MR QUINLAN (10.44): Mr Speaker, I present the Liquor Amendment Bill (No. 2) 1999, together with its explanatory memorandum.
Title read by Clerk.
MR QUINLAN: I move:
That this Bill be agreed to in principle.
This Bill ensures that the results of breath analysis equipment installed in licensed premises are not admissible in court. This legislation makes sure that the results from these machines cannot be admissible in civil or criminal proceedings. It mirrors legislation currently in place in New South Wales and I assume that there will be sufficient support on that basis when it is brought back for debate. If passed, licensees with breath analysis machines installed in licensed premises cannot be held liable in any civil proceedings resulting from a patron being pulled over and failing a random breath test administered by police, despite registering under the limit on the licensed premises. However, if it is established that at the time of the test the breath analysis machine did not comply with Australian standards, the licensee was aware or should have been aware that the instrument was not operating correctly, or the licensee contravened the labelling laws, the result of the breath test may be admissible in civil proceedings.
Significantly, the Bill also includes labelling laws which make sure that every breath analysis machine clearly displays information regarding the inadmissibility of readings and the fact that a patron's blood alcohol level can rise for one hour or more after the last drink.
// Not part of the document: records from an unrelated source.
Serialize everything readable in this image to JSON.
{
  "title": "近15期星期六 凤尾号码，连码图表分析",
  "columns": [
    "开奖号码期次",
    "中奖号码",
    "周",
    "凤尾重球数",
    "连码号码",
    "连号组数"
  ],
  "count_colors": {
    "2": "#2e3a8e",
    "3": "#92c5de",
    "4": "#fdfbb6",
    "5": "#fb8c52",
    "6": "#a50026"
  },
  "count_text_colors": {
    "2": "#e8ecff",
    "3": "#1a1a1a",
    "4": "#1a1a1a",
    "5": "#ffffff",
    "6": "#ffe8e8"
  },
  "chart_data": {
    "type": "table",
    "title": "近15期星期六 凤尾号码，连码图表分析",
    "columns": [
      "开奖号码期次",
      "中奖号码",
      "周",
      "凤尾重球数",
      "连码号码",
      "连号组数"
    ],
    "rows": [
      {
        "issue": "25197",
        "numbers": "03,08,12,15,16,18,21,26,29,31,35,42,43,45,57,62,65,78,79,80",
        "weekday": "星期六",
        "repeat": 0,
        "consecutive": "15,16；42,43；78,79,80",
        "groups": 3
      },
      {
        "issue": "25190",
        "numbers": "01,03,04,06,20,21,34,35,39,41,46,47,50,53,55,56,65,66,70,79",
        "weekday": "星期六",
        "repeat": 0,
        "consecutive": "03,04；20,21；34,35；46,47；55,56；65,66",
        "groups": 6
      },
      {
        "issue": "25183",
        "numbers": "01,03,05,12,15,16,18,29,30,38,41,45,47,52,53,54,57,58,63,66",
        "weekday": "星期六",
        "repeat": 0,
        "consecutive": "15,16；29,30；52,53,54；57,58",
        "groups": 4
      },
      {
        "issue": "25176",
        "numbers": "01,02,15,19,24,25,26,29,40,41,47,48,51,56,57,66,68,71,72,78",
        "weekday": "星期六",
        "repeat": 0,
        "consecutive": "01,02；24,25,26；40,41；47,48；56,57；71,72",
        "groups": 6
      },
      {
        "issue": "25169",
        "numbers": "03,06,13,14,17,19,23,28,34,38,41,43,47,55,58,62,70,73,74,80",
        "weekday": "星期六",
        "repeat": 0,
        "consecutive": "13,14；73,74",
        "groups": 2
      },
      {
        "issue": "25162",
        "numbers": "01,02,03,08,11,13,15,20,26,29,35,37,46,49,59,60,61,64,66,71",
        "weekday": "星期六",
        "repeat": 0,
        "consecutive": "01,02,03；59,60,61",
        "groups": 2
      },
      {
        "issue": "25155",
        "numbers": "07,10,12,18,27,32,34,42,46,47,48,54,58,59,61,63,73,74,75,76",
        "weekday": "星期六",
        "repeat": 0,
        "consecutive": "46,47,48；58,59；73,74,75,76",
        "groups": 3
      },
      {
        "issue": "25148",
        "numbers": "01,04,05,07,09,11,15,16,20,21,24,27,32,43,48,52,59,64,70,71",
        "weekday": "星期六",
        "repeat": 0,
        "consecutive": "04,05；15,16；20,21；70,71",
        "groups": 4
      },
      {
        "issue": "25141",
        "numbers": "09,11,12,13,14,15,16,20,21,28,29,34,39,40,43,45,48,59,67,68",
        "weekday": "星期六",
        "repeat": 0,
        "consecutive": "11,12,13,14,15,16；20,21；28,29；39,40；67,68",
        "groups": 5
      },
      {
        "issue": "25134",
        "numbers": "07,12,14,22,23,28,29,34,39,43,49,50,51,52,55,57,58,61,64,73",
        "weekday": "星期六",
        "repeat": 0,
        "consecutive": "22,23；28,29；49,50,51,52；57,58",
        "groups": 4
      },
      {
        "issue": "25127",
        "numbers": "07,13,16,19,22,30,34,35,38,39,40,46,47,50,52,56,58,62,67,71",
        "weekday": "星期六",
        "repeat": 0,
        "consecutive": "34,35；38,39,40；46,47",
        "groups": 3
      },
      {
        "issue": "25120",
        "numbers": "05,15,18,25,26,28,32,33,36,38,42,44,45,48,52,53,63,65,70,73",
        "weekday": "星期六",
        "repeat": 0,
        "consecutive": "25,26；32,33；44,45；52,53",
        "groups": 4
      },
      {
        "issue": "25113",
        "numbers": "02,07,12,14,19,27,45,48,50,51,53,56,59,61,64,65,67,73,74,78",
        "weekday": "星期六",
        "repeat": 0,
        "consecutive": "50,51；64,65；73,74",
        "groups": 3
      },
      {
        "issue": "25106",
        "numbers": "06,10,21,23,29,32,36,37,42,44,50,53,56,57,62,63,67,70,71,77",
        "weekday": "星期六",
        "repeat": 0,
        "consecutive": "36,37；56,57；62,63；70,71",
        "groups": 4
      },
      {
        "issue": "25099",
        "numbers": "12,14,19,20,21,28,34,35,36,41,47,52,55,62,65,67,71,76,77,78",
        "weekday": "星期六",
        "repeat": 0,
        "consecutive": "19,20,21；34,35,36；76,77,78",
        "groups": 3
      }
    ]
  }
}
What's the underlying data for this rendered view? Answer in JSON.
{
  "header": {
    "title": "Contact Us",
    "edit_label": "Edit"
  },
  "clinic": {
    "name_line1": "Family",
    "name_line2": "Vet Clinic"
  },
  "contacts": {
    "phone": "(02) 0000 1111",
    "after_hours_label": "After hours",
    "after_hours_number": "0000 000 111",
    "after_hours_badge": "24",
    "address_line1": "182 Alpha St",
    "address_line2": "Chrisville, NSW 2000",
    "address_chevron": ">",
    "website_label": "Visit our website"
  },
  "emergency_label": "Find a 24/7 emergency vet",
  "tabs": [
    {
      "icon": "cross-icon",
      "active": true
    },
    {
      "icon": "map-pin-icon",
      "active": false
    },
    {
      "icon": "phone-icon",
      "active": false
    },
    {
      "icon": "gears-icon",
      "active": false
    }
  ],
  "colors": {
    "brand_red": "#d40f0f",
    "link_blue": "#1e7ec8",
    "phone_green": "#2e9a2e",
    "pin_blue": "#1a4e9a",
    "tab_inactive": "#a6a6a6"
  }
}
Breath analysis machines are a good guide for patrons in ensuring that they do not drive while over the limit and this Bill ensures that licensed premises can install and operate these machines properly without fear of prosecution if a patron is charged with drink-driving.
I do not believe that the Bill will result in a large number of orders being placed with the manufacturers of this equipment, but I do believe that licensed premises should not be discouraged or dissuaded from installing this equipment because they fear prosecution. This Bill is not about encouraging or allowing patrons to drink to the limit and then drive. The message regarding alcohol and driving is that they do not mix and that, if you are going to drive, you should not drink. We must, however, be realistic and appreciate that some patrons will drink their one or two beers or wines and they should be able to check their blood alcohol level and make sure that they do not drive while they are over the limit.
I might add, Mr Speaker, that I believe that this is good law, as opposed to bad law passed in this place recently. It is positive, not punitive. It is designed to be fair to all, to the provider of the device as well as the user of the device. I commend the Bill to the Assembly.
Debate (on motion by Mr Humphries ) adjourned.